Solucionado: Llama3 performance (HuggingFace + Optimum) on CPU and GPU are completely different

ayf7 · ‎05-29-2024

Hello,

I'm currently trying to run Llama3 from the Hugging Face Repo, using the OpenVINO backend for inference.
I've followed tutorials provided by OpenVINO and from Hugging Face pretty faithfully, here is the code:

from transformers import AutoTokenizer, AutoModelForCausalLM, pipeline
import torch
from optimum.intel.openvino import OVModelForCausalLM

model_id = "meta-llama/Meta-Llama-3-8B"

model = OVModelForCausalLM.from_pretrained(model_id, export=True, device="GPU")
tokenizer=AutoTokenizer.from_pretrained(model_id)

pipe = pipeline(
  task="text-generation",
  model=model,
  tokenizer=tokenizer,
  model_kwargs={"torch_dtype": torch.bfloat16},
)

k = pipe("Hey how are you doing today?")
print(k)

The output on CPU usually gives the same output that is pretty coherent:

'Hey how are you doing today? I am doing well. I am a little bit tired because I'

while using device=GPU gives complete nonsense, and it's always random nonsense as well, such as:

aaaaaaaa href="aaaaaaaa\n the right to the the (a)

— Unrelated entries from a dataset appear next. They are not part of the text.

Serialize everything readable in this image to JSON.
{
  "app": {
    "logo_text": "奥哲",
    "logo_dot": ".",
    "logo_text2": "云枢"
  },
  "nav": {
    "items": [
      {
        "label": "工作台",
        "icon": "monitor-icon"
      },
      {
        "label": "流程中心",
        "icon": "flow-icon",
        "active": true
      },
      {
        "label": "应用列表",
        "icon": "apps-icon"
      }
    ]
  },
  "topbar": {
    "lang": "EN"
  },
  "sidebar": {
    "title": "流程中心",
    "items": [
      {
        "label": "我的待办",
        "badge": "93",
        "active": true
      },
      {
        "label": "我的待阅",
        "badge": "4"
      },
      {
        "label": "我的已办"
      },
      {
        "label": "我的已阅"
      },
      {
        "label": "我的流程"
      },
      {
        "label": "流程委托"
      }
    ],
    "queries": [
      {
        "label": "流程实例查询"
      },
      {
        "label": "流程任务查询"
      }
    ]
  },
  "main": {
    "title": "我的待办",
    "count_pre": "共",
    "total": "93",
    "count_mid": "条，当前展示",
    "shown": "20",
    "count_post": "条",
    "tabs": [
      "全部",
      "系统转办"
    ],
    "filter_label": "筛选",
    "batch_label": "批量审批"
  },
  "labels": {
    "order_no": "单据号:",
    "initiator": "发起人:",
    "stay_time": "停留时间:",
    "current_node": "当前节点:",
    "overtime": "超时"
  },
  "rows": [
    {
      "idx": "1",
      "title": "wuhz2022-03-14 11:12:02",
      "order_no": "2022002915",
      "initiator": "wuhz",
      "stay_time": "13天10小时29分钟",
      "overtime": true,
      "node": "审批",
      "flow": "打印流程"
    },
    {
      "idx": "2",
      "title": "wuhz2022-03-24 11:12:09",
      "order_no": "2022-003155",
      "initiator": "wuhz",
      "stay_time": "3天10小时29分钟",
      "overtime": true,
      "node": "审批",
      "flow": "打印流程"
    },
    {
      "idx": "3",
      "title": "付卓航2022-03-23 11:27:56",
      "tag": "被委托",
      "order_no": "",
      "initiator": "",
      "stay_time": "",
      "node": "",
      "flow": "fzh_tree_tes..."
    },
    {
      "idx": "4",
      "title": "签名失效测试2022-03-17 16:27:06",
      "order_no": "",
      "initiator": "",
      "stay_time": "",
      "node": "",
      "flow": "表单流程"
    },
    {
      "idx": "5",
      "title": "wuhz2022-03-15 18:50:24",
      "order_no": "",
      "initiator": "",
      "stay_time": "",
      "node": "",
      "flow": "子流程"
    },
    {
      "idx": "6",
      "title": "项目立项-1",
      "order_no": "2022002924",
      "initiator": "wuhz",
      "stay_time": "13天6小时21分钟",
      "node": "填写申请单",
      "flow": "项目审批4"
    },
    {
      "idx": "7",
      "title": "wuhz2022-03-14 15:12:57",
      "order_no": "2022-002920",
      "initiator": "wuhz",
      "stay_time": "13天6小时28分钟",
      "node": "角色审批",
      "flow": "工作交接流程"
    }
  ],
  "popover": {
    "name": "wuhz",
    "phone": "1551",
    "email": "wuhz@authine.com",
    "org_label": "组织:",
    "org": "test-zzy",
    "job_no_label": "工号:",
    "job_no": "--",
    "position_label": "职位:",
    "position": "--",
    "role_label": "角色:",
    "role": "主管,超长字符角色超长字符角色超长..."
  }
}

I've tried tweaking a lot of different components, with little success.

I'm using Meteor Lake / Intel Arc Graphics, with PCI ID 7D55:

0000:00:02.0 VGA compatible controller [0300]: Intel Corporation Device [8086:7d55] (rev 08)

Some versions of possibly relevant packages I'm using:

- OpenVINO 2024.1.0

- Optimum 1.19.2 (with Optimum-Intel 1.17.0.dev0+bfd0767)

- torch 2.3.0

Any pointers would be greatly appreciated. Thank you!

ayf7 · ‎06-04-2024

I've figured out the issue - turns out my kernel version (6.5, which was the default for 22.04) was outdated. I upgraded to 6.9.3 and now the outputs are more reasonable.

Ver solução na publicação original

Wan_Intel · ‎05-30-2024

Hi ayf7,

Thanks for reaching out to us.

We'll investigate the issue and update you as soon as possible. Meanwhile, could you please share which operating system are you using on your machine?

Regards,

Wan

ayf7 · ‎05-30-2024

Hi Wan,

Thanks for reaching out. I am using Ubuntu 22.04 LTS.

I also tried a stable diffusion model, and I also took this sample code somewhere:

import requests
import torch
from PIL import Image
from io import BytesIO
from optimum.intel.openvino import OVStableDiffusionImg2ImgPipeline

model_id = "runwayml/stable-diffusion-v1-5"
pipeline = OVStableDiffusionImg2ImgPipeline.from_pretrained(model_id, device="CPU", export=True)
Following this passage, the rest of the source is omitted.